TSK günlük rutin işlerde boğulduğu için dünyadaki pek çok gelişmenin geriden takip edildiğini anlatan Işık, çağdaş dünyanın kabul ettiği ve gelecekte Türkiye'ye sıkıntı oluşturmayacak bir yapı oluşturduklarını vurguladı. Işık, lojistik, tedarik, eğitim, fabrikaların, tersanelerin idaresinin Genelkurmay Başkanlığının asli işi olmadığını belirtti.

Dünyada da askerin, yapısı gereği her zaman darbeye eğilimli olduğunu ifade eden Işık, güçlerin dengelenmesinin önemine dikkati çekti. Işık, bu düzenleme daha önce hayata geçirilmiş olsa belki de böyle bir darbe girişiminin gerçekleşmeyeceğini kaydetti.

Işık, "Türkiye bir daha bir darbe tehdidiyle karşılaşmak istemiyorsa, bir, sivil denetimi ordunun üzerine getirmek zorunda, iki, gücü dağıtmak zorunda. Bütün güçler bir kişide toplandığında işte o kişi de bazen kendisinin bile kontrol edemediği darbeler ortaya çıkıyor." değerlendirmesinde bulundu.

Kendilerinden beklenenin sistemi yeniden yapılandırmak ve darbe ortamını anlayış ve mekanizmalarıyla ortadan kaldırmak olduğunu söyleyen Işık, buna yönelik adımlar attıklarını belirtti.
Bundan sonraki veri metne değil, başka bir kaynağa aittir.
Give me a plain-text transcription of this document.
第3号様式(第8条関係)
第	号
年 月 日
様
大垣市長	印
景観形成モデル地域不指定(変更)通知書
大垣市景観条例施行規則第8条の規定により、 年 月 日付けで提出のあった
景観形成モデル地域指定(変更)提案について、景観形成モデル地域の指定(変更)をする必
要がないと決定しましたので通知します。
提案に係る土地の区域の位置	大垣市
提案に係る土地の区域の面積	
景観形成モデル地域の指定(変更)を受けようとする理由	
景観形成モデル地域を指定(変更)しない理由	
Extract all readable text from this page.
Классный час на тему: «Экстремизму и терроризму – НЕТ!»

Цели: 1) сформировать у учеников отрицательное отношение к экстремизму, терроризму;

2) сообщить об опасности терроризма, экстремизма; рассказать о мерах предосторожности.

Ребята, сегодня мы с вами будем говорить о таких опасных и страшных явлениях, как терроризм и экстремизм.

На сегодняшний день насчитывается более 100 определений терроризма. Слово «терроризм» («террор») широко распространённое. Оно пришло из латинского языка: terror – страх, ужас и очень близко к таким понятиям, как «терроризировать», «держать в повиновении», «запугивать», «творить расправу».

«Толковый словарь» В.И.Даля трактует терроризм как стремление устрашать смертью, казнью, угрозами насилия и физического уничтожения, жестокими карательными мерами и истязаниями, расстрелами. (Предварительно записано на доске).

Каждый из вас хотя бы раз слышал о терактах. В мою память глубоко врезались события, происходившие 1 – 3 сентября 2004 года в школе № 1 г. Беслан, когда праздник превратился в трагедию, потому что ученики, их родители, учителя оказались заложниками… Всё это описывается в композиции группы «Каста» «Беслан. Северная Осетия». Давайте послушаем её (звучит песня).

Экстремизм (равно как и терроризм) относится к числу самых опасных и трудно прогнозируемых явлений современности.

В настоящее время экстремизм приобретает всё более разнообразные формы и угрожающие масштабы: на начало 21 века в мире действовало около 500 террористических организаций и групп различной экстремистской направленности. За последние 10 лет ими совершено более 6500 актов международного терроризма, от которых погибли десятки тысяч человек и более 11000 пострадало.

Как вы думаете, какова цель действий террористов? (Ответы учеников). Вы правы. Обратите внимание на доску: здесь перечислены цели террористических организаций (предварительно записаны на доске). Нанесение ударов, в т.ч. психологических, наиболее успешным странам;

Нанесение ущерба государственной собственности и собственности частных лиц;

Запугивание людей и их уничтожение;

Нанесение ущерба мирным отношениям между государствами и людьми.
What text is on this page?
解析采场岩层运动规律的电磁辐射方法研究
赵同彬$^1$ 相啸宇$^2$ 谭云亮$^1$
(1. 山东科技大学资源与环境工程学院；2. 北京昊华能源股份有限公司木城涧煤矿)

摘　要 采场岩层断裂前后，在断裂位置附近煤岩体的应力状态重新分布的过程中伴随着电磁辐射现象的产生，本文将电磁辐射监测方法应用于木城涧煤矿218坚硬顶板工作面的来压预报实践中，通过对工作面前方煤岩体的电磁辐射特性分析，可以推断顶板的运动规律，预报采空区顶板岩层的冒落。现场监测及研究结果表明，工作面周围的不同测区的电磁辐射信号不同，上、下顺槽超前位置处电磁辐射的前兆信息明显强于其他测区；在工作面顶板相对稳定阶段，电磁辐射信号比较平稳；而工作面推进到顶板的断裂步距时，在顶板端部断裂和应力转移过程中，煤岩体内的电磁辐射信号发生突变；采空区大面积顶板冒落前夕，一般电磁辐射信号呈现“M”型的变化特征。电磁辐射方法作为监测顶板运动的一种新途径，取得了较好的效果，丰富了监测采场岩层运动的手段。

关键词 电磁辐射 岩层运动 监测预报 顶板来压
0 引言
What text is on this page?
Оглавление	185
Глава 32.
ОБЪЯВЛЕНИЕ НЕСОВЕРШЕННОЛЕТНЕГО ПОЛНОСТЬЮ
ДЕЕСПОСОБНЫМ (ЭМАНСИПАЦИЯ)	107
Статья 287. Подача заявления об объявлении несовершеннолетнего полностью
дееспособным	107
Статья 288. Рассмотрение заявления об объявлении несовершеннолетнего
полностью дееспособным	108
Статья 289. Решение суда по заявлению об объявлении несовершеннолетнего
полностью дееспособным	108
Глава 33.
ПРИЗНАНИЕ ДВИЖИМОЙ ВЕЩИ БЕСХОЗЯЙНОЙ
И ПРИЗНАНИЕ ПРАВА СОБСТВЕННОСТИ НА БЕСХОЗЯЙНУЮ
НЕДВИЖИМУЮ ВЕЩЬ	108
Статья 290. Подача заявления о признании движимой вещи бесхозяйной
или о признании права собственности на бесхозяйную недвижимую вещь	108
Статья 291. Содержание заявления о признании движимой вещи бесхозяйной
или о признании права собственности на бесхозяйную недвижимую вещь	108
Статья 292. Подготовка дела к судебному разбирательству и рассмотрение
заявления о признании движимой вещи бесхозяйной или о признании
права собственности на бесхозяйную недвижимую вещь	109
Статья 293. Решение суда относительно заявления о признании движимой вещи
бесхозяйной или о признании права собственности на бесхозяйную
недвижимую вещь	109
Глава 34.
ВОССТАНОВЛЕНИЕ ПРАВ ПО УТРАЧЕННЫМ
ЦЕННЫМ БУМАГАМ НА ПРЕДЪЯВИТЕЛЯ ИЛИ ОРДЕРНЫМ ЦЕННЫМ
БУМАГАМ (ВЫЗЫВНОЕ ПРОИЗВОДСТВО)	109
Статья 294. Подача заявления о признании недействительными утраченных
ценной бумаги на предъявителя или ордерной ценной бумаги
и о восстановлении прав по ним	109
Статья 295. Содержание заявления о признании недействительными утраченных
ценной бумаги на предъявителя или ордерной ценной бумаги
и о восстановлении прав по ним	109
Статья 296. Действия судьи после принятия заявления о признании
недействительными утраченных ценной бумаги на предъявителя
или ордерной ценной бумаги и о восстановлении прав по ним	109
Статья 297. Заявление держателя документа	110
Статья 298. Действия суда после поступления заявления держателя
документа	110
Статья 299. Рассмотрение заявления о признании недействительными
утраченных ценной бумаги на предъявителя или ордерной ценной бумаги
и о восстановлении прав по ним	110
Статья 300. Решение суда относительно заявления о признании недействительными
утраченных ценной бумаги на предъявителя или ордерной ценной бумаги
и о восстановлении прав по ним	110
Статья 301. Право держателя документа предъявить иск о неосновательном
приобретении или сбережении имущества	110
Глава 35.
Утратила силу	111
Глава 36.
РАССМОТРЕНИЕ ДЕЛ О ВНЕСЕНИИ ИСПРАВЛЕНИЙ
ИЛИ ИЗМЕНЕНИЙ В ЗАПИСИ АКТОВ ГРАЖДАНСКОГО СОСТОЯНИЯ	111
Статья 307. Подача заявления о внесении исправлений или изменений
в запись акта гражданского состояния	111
Işık, düzenlemelere ilişkin komutanlardan bir itiraz gelip gelmediğinin sorulması üzerine, "Yaptığınız iş yanlıştır" diye kendisine bir şey söylenmediğini bildirdi. Işık, görüştüğü general seviyesindeki askerlerin de "Olması gereken buydu." dediğini ifade etti.

- Sözleşmeli teğmen dönemi

Üniversite kurulup harp okullarının kapatılması sonrası 4 yıl boyunca teğmen çıkıp çıkmayacağının sorulması üzerine Işık, şöyle konuştu:

"Sözleşmeli teğmen alabiliriz artık. Onun imkanı var. Halkımızın şunu bilmesi lazım, ben Milli Savunma Bakanı olarak samimiyetle söylüyorum, bu okullar çok uzun yıllardır bu terör örgütünün kontrolünde olduğu için biz Türk Silahlı Kuvvetlerini tekrar riske atamayız. Öğrencilerimize zaten harp okulu mezunu olunca mühendis diploması veya ilgili bölüm diplomasını YÖK veriyor. Onlar artık askerde değil de sivilde iş bulacaklar. Bu süre içinde devletin onlara harcadığı para geri alınıyordu, onları da almaktan vazgeçiyoruz. Hatta, daha önce ordudan atılan ve tazminat ödemek zorunda olan insanlarımıza da af getirdik. Onlardan da o tazminatları almayacağız."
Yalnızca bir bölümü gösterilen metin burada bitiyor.